В дверь закатываются два увесистых колобка в тёмных костюмах – один побольше, другой поменьше.
– Эрик Юргенович! – восклицает более крупный. – Как и обещал, хочу вас представить…
– Моё почтение! – говорит Эрик, отвешивает размашистый поклон и без паузы сжигает обоих дотла.
Обращается к Косте:
– Ну всё! Десять минут тебе поймать третьего, я в переговорку. Таня… ай, ладно! – отмахивается и оставляет меня в покое.
Заглядываю Косте через плечо: он нацеливает козу на входящего в дальнюю дверь молодого парня. Экран наполняется неопределёнными данными.
– Это вроде человек же? – шепчу я.
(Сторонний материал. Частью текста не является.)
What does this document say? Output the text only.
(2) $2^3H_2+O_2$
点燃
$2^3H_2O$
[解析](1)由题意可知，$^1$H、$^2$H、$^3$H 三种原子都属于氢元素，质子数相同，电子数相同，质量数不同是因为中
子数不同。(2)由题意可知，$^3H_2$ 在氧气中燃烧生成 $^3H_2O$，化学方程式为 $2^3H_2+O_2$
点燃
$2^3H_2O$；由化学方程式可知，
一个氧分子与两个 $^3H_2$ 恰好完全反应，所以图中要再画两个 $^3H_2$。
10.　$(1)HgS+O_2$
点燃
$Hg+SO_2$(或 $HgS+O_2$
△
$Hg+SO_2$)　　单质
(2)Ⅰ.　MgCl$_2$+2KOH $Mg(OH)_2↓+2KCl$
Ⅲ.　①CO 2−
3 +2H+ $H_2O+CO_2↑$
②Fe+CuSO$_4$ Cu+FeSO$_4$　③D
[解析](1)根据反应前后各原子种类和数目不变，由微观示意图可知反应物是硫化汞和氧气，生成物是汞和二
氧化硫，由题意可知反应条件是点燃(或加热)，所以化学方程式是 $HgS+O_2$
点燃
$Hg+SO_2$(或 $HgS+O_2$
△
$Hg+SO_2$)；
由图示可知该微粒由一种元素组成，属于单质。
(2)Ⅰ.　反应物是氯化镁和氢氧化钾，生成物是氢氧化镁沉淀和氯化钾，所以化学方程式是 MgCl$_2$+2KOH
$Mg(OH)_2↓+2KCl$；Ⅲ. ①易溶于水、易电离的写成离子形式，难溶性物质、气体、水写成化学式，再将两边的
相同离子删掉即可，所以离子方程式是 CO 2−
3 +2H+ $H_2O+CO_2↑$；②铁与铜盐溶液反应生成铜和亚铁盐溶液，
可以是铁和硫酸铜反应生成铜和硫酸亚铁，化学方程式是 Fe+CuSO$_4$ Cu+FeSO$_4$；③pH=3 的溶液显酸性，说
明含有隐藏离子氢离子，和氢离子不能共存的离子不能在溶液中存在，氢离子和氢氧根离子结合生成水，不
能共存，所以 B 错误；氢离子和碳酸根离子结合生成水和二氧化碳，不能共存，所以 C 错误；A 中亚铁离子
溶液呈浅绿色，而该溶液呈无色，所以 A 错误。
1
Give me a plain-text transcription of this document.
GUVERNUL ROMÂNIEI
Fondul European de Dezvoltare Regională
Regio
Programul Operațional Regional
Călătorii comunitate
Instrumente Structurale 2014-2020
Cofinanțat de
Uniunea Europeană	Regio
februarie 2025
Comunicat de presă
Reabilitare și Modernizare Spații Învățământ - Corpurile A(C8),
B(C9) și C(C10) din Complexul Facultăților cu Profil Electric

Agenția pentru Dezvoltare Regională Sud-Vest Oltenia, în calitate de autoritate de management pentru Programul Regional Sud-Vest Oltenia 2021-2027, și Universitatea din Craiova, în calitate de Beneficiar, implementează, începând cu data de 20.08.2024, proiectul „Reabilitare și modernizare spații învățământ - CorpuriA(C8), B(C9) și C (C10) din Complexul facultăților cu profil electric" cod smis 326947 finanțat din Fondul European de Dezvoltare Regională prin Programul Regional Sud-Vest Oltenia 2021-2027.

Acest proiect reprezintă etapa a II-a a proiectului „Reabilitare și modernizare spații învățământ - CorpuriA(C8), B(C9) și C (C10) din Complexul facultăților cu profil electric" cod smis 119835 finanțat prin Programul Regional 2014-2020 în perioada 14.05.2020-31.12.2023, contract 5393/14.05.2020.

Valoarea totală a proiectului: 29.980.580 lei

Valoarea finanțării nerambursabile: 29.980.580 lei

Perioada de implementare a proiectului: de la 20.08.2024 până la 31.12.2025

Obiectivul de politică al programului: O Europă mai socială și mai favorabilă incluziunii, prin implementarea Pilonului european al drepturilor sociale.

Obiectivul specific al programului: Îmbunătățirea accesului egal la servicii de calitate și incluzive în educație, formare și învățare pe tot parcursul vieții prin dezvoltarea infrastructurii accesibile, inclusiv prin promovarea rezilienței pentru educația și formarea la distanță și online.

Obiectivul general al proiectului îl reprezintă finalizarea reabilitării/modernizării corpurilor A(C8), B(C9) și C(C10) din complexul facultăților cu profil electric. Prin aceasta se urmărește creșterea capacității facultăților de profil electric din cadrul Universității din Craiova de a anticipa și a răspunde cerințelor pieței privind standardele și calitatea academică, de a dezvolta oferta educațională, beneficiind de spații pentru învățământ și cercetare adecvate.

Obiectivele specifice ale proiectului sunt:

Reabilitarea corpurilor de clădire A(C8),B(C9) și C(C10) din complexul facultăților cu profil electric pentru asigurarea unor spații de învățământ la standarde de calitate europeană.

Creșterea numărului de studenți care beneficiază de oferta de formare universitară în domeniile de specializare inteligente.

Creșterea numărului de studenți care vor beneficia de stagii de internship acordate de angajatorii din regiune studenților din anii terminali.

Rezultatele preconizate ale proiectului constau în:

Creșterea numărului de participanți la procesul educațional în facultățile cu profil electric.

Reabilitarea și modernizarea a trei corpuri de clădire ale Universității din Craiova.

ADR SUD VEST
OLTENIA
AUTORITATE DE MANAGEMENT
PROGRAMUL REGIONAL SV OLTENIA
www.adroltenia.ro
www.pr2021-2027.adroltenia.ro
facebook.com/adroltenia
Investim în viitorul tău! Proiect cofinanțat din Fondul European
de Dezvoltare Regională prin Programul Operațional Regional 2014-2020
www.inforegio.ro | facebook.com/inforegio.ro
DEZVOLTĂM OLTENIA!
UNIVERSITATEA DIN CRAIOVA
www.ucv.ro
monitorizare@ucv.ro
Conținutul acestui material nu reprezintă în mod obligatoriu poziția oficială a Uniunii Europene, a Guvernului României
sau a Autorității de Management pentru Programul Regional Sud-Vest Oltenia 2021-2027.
Опыта расшифровывать послания этой штуки у меня пока маловато.
– Укушенный сетью. Процесс зашёл далеко.
– Ты уверен?
– Да.
Уничтожает его короткой вспышкой. И – направляет сенсор на меня.
Ясно. Процесс зашёл далеко… Холодеет внутри.
Делаю шаг назад – убежать? Нельзя. Так нельзя! Снова двигаюсь вперёд – раскинув руки.
– А у тебя – никаких признаков. – Костя отрывается от экранчика козы, ловит мой взгляд и хрипло спрашивает:
– Таня, я напугал тебя?
В смятении бросаюсь к нему:
– Нет, нет… Это у меня в голове, извини! Боже, что у меня в голове?! Что значит «нет признаков»?
– Они были бы уже вчера. Значит, тебя не зацепило сетью. Зомби-сценарий отменяется.
– А… откуда тогда температура? На простуду не похоже.
– Да так… Я же говорил, предменструальный синдром. Бывает. Ты раньше просто не обращала внимания.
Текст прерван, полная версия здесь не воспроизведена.